National’s new policy giving police powers to search gang members’ houses at any time to check for weapons shows them returning to their base with a vengeance, writes Duncan Greive.
For weeks now we have watched National struggle to know how to respond to the “Jacinda Effect”. It has floated dismissing a lack of substance while mostly insisting on a respectful posture implicitly emphasising their similarities – so why put it all at risk? Today it seems to have arrived at a strategy which almost by definition has to be its final resting place for the remainder of the campaign: reversion to its natural position.
Final because once you start insisting that certain members of your population have “fewer human rights” than others, as Paula Bennett has done today, there’s really no going back. When you admit that something as fundamental to our understanding of us as a species, let alone a nation, can be “stretched”, your mask’s off. You have to live and die by that identity. When you start saying, as Bill English did, that it’s “good” we lack a written constitution enshrining such rights “because it enables us to deal with such issues in a practical way” – well, then you’re a long way from social investment, that’s for damn sure.
If you can – and this is clearly impossible – detach yourself from its horror, the policy is fascinating as a perfect view into the debates which roil inside the National Party. It perfectly encapsulates the two impulses it has contained, in announcing 1500 new drug treatment places (seems good, seems like the modern, friendly, Bill English wing) while also promising to just wander into the homes of gang members, without a warrant, just because.
Its launch at a West Auckland drug treatment facility captures the squirming dichotomy perfectly. It is meant to scream “we care” to the mainstream on the 6pm news, while the “fewer human rights” grab will play on ZB tomorrow, a bone for the tough-on-crime crowd to gnaw on.
What we’re really seeing is the party under sustained pressure for the first time in nine years. During that time, through disasters like Pike River and three major earthquakes, John Key was able to project calm and confidence, assure us that things were going to be fine and were getting better all the time. Certain economic numbers backed him up, though the most powerful bolstering of the narrative came not from what was happening here than what we saw abroad: sovereign debt defaults, mass unemployment, racist populists rising and elected, decades-old unions dissolved.
Across the aisle Labour mostly just complained. A succession of leaders pointed to things going wrong, not without reason, but without much in the way of compelling alternative. It allowed Key’s National to spread across the political spectrum, doing lite versions of almost everyone’s policy and presenting as the natural and inevitable party of government.
Then came Metiria Turei’s bomb which begat Andrew Little’s resignation and Jacinda Ardern’s elevation and suddenly here we are. Her “relentlessly positive” dwells not for long on the considerable amount going wrong, but on what can be done better – what we can aspire to next. National, quite unaccustomed to this buoyant and beaming opposition, suddenly edging ahead in polls, has been feverishly asking what it might do to stop this momentum.

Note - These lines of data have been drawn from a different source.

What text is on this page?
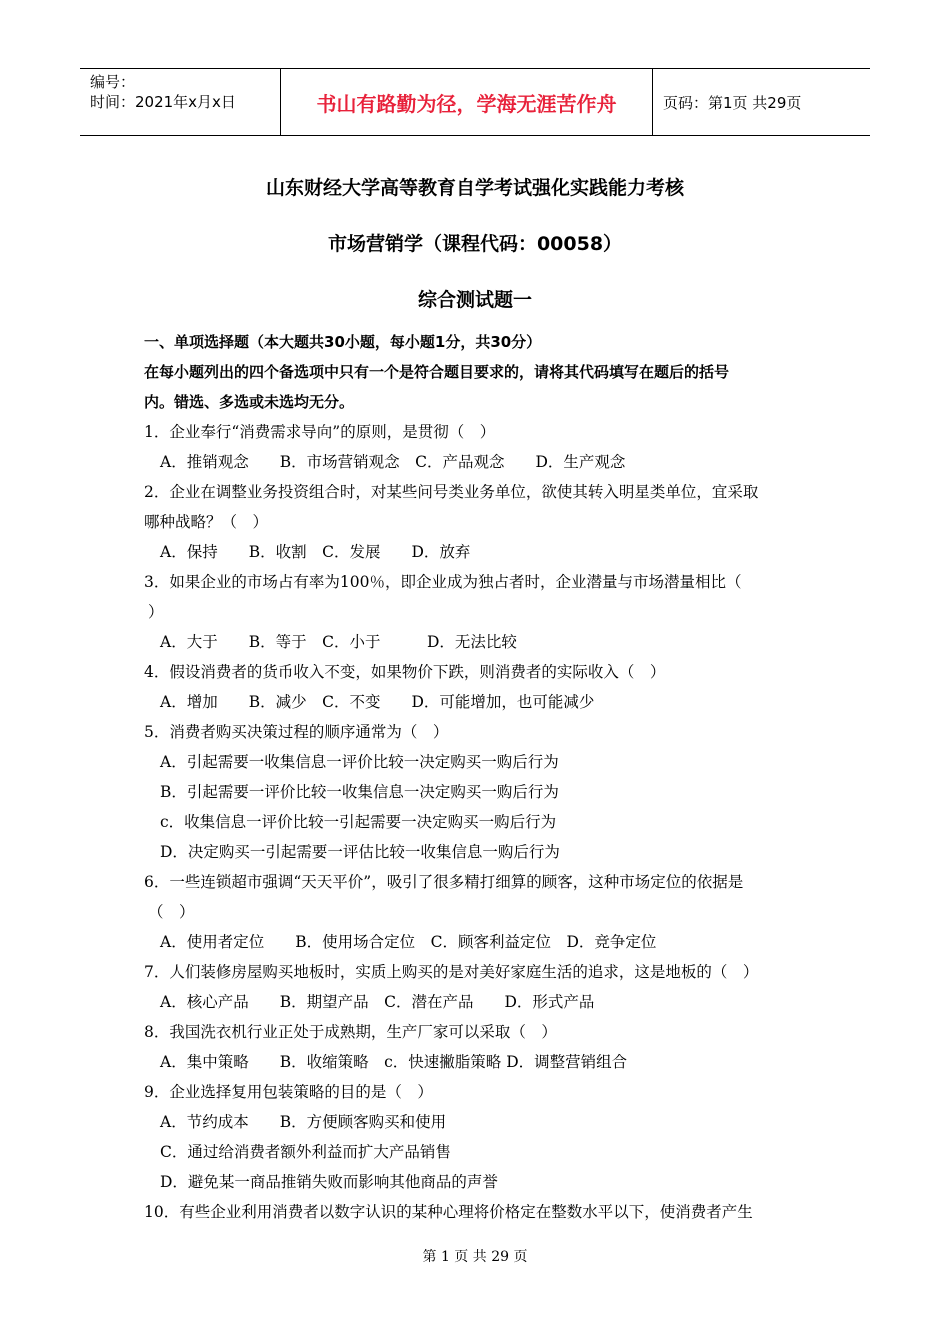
编号：
时间：2021年x月x日	书山有路勤为径，学海无涯苦作舟	页码：第1页 共29页
山东财经大学高等教育自学考试强化实践能力考核
市场营销学（课程代码：00058）
综合测试题一
一、单项选择题（本大题共30小题，每小题1分，共30分）
在每小题列出的四个备选项中只有一个是符合题目要求的，请将其代码填写在题后的括号
内。错选、多选或未选均无分。
1．企业奉行“消费需求导向”的原则，是贯彻（　）
A．推销观念　　B．市场营销观念　C．产品观念　　D．生产观念
2．企业在调整业务投资组合时，对某些问号类业务单位，欲使其转入明星类单位，宜采取
哪种战略？（　）
A．保持　　B．收割　C．发展　　D．放弃
3．如果企业的市场占有率为100％，即企业成为独占者时，企业潜量与市场潜量相比（
）
A．大于　　B．等于　C．小于　　　D．无法比较
4．假设消费者的货币收入不变，如果物价下跌，则消费者的实际收入（　）
A．增加　　B．减少　C．不变　　D．可能增加，也可能减少
5．消费者购买决策过程的顺序通常为（　）
A．引起需要一收集信息一评价比较一决定购买一购后行为
B．引起需要一评价比较一收集信息一决定购买一购后行为
c．收集信息一评价比较一引起需要一决定购买一购后行为
D．决定购买一引起需要一评估比较一收集信息一购后行为
6．一些连锁超市强调“天天平价”，吸引了很多精打细算的顾客，这种市场定位的依据是
（　）
A．使用者定位　　B．使用场合定位　C．顾客利益定位　D．竞争定位
7．人们装修房屋购买地板时，实质上购买的是对美好家庭生活的追求，这是地板的（　）
A．核心产品　　B．期望产品　C．潜在产品　　D．形式产品
8．我国洗衣机行业正处于成熟期，生产厂家可以采取（　）
A．集中策略　　B．收缩策略　c．快速撇脂策略 D．调整营销组合
9．企业选择复用包装策略的目的是（　）
A．节约成本　　B．方便顾客购买和使用
C．通过给消费者额外利益而扩大产品销售
D．避免某一商品推销失败而影响其他商品的声誉
10．有些企业利用消费者以数字认识的某种心理将价格定在整数水平以下，使消费者产生
第 1 页 共 29 页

And it has done what it (mostly) avoided doing for much of the last three terms, and turned back into its old self. It has always been there, of course – Judith Collins and her predilection for crushing spring to mind. But it was just quiet, quelled by the power of success. No longer. Between this and boot camps we now know the direction of travel. Privately Bill English must be aching that his party of social investment, of taking a long term view to fix society’s problems, is now standing naked holding this devastatingly awful piece of policy.
When I interviewed him in March English remained adamant that he was a social conservative, yet much of what he said betrayed him. The more instructive phrase seemed to be that of an “incremental radical”, committed to inching his party toward things it would never have countenanced in previous iterations. While there are many who have always doubted his motives and wondered what really drove the push for ‘social investment’, I still believe that he was deeply and passionately committed to it – and that it came from wanting to see some of our most deep-rooted societal ills ended.
I also believe there were many in his party who thought it an indulgence, far from the core purpose of the National party when in government. Yet he was leader and they were not, and while the party was winning and their list and electorate seats remained safe as houses, their ideological dissent was stifled.
Mike Hosking’s first question to English at Thursday’s debate was “why are you losing?” Clearly it’s one which has been vexing the National party too. Some of them, probably those now in danger of leaving parliament, have decided that it’s because they’re perceived as soft. That this friendly face they’ve worn for years now needs to twist into a scowl.
Hence this policy, one which seems ripped from the 70s headlines, asserting that certain types of New Zealanders are fundamentally less human than others. It’s the National party of old’s coffin lid creaking open, a zombie back out to fight an election in 2017. We’ll find out what Bill English really thinks about it when he records his episode of the 9th Floor. Unless this somewhat grotesque new strategy gains traction, that moment won’t be far off.